Delphine de Luppé & Tanguy Tolila

Novembre 2023

Delphine de Luppé

Sur des papiers anciens couverts de mots et d’images d’avant, Delphine de Luppé trace de nouveaux signes, au crayon, à l’acrylique ou au bâton d’huile. Comme si, infiniment, elle relisait l’histoire. Livres, traités, cartes postales, guides de voyage, héliogravures… Les sources varient. Presque toutes subliment le bâti des siècles passés, ces ruines et monuments inspirant le respect. Cette manie d’emprunter, d’œuvrer d’après modèle, sans doute héritée des carnets de croquis qu’elle noircissait jadis de copies du Louvre, lui vaut de tutoyer ce qui nous précède et qui, pour sûr, nous survivra. Aussi, parmi la poignée de motifs figurant à son répertoire, l’arche est reine. À la fois creux et cime, elle soutient et relie, jette un pont entre le monde d’hier et sa vision des choses. Car ici, reprendre veut dire continuer, et même quand le fond d’origine se noie sous un lacis de lignes proche du graffiti, il ne disparaît pas.
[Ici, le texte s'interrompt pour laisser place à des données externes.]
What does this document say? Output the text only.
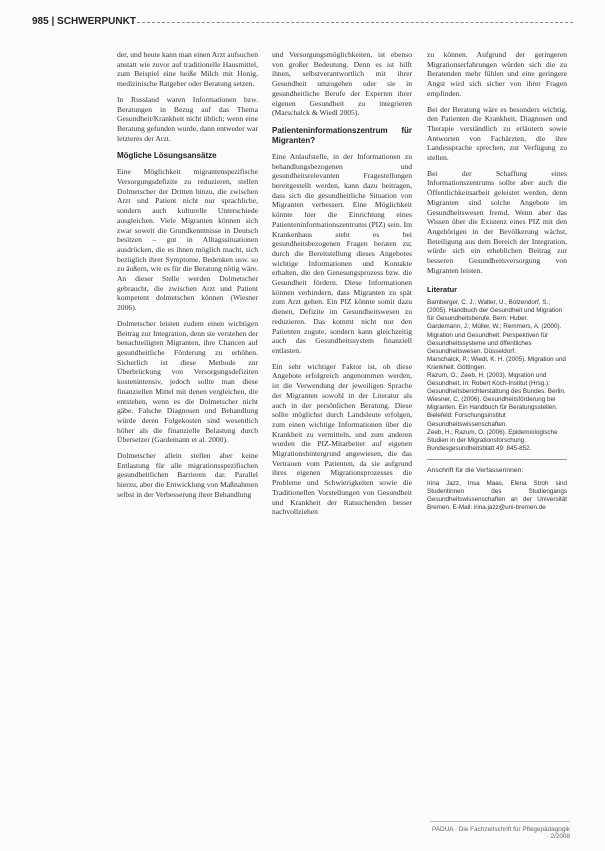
985 | SCHWERPUNKT

der, und heute kann man einen Arzt aufsuchen anstatt wie zuvor auf traditionelle Hausmittel, zum Beispiel eine heiße Milch mit Honig, medizinische Ratgeber oder Beratung setzen.

In Russland waren Informationen bzw. Beratungen in Bezug auf das Thema Gesundheit/Krankheit nicht üblich; wenn eine Beratung gefunden wurde, dann entweder war letzteres der Arzt.

Mögliche Lösungsansätze

Eine Möglichkeit migrantenspezifische Versorgungsdefizite zu reduzieren, stellen Dolmetscher der Dritten hinzu, die zwischen Arzt und Patient nicht nur sprachliche, sondern auch kulturelle Unterschiede ausgleichen. Viele Migranten können sich zwar soweit die Grundkenntnisse in Deutsch besitzen – gut in Alltagssituationen ausdrücken, die es ihnen möglich macht, sich bezüglich ihrer Symptome, Bedenken usw. so zu äußern, wie es für die Beratung nötig wäre. An dieser Stelle werden Dolmetscher gebraucht, die zwischen Arzt und Patient kompetent dolmetschen können (Wiesner 2006).

Dolmetscher leisten zudem einen wichtigen Beitrag zur Integration, denn sie verstehen der benachteiligten Migranten, ihre Chancen auf gesundheitliche Förderung zu erhöhen. Sicherlich ist diese Methode zur Überbrückung von Versorgungsdefiziten kostenintensiv, jedoch sollte man diese finanziellen Mittel mit denen vergleichen, die entstehen, wenn es die Dolmetscher nicht gäbe. Falsche Diagnosen und Behandlung würde deren Folgekosten sind wesentlich höher als die finanzielle Belastung durch Übersetzer (Gardemann et al. 2000).

Dolmetscher allein stellen aber keine Entlastung für alle migrationsspezifischen gesundheitlichen Barrieren dar. Parallel hierzu, aber die Entwicklung von Maßnahmen selbst in der Verbesserung ihrer Behandlung

und Versorgungsmöglichkeiten, ist ebenso von großer Bedeutung. Denn es ist hilft ihnen, selbstverantwortlich mit ihrer Gesundheit umzugehen oder sie in gesundheitliche Berufe der Experten ihrer eigenen Gesundheit zu integrieren (Marschalck & Wiedl 2005).

Patienteninformationszentrum für Migranten?

Eine Anlaufstelle, in der Informationen zu behandlungsbezogenen und gesundheitsrelevanten Fragestellungen bereitgestellt werden, kann dazu beitragen, dass sich die gesundheitliche Situation von Migranten verbessert. Eine Möglichkeit könnte hier die Einrichtung eines Patienteninformationszentrums (PIZ) sein. Im Krankenhaus steht es bei gesundheitsbezogenen Fragen beraten zu; durch die Bereitstellung dieses Angebotes wichtige Informationen und Kontakte erhalten, die den Genesungsprozess bzw. die Gesundheit fördern. Diese Informationen können verhindern, dass Migranten zu spät zum Arzt gehen. Ein PIZ könnte somit dazu dienen, Defizite im Gesundheitswesen zu reduzieren. Das kommt nicht nur den Patienten zugute, sondern kann gleichzeitig auch das Gesundheitssystem finanziell entlasten.

Ein sehr wichtiger Faktor ist, ob diese Angebote erfolgreich angenommen werden, ist die Verwendung der jeweiligen Sprache der Migranten sowohl in der Literatur als auch in der persönlichen Beratung. Diese sollte möglichst durch Landsleute erfolgen, zum einen wichtige Informationen über die Krankheit zu vermitteln, und zum anderen wurden die PIZ-Mitarbeiter auf eigenen Migrationshintergrund angewiesen, die das Vertrauen vom Patienten, da sie aufgrund ihres eigenen Migrationsprozesses die Probleme und Schwierigkeiten sowie die Traditionellen Vorstellungen von Gesundheit und Krankheit der Ratsuchenden besser nachvollziehen

zu können. Aufgrund der geringeren Migrationserfahrungen würden sich die zu Beratenden mehr fühlen und eine geringere Angst wird sich sicher von ihrer Fragen empfinden.

Bei der Beratung wäre es besonders wichtig, den Patienten die Krankheit, Diagnosen und Therapie verständlich zu erläutern sowie Antworten von Fachärzten, die ihre Landessprache sprechen, zur Verfügung zu stellen.

Bei der Schaffung eines Informationszentrums sollte aber auch die Öffentlichkeitsarbeit geleistet werden, denn Migranten sind solche Angebote im Gesundheitswesen fremd. Wenn aber das Wissen über die Existenz eines PIZ mit den Angehörigen in der Bevölkerung wächst, Beteiligung aus dem Bereich der Integration, würde sich ein erheblichen Beitrag zur besseren Gesundheitsversorgung von Migranten leisten.

Literatur
Bamberger, C. J.; Walter, U.; Bolzendorf, S.; (2005). Handbuch der Gesundheit und Migration für Gesundheitsberufe. Bern: Huber.
Gardemann, J.; Müller, W.; Remmers, A. (2000). Migration und Gesundheit: Perspektiven für Gesundheitssysteme und öffentliches Gesundheitswesen. Düsseldorf.
Marschalck, P.; Wiedl, K. H. (2005). Migration und Krankheit. Göttingen.
Razum, O.; Zeeb, H. (2003). Migration und Gesundheit. In: Robert Koch-Institut (Hrsg.): Gesundheitsberichterstattung des Bundes. Berlin.
Wiesner, C. (2006). Gesundheitsförderung bei Migranten. Ein Handbuch für Beratungsstellen. Bielefeld: Forschungsinstitut Gesundheitswissenschaften.
Zeeb, H.; Razum, O. (2006). Epidemiologische Studien in der Migrationsforschung. Bundesgesundheitsblatt 49: 845-852.
Anschrift für die Verfasserinnen:
Irina Jazz, Insa Maas, Elena Stroh sind Studentinnen des Studiengangs Gesundheitswissenschaften an der Universität Bremen. E-Mail: irina.jazz@uni-bremen.de
PADUA · Die Fachzeitschrift für Pflegepädagogik · 2/2008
Ailleurs, le jeu vire au trompe-l’œil, voire au cadavre exquis : formée à l’architecture éphémère, Delphine de Luppé ruse avec la perspective, les éléments de décor, greffant çà et là un lustre, un chapiteau, une paire de rideaux, échafaudant des plans, soignant ses mises en scène. À force de remonter le temps, l’archive s’actualise. L’impression aboutie retourne au stade d’esquisse, et puis inversement : à coups de traits naïfs, le gras du pastel écrit la suite des événements. 

Virginie Huet

Tanguy Tolila

Papier calque, carte d’état-major, partition de musique, couverture de livre, patron de couture, bois d’épave… De toutes les matières, Tanguy Tolila préfère celles marquées par leur vie antérieure. Parfois centenaire, leur peau mûre fait des plis, rides que l’artiste chérit. Car elles lui servent de trame, de guide. Chaque couche de jus joue le jeu, révélant, en toute transparence, les signes de l’âge. Après le glacis vient la ligne, vraie signature. Plus ou moins épaisse, droite ou courbe, elle s’étire ou se brise, en croise une autre, fait un tour, une pause, laissant le cœur en paix. Tanguy Tolila tient à ce silence intérieur, sensible au style Bauhaus de Mies Van der Rohe, ennemi du superflu. Graphique, quasi géométrique, l’ensemble est “pur et dur”, sorte d’architecture bâtie autour de formes élémentaires, jamais “molles” et toujours “en tension”, de tons sourds qui “grincent”. Il arrive que des touches de jaune, d’orange, de vert ou de violet égaient le gris de ses grilles, comme des confettis semés sur un trottoir, ou les éclats du marbre. Il s’agit là sans doute de l’unique fantaisie de son art sobre, plein de délicatesse envers des objets de seconde main, supports fétiches de sa peinture. Ainsi de ces ballons de basket usés, fossiles lézardés ou maculés de taches proches des ectoplasmes de Claude Viallat. Ces “planètes” figurent, avec ses “échelles”, parmi les seuls motifs connus de son système sommaire, où ne flottent sinon que des rochers à l’horizon.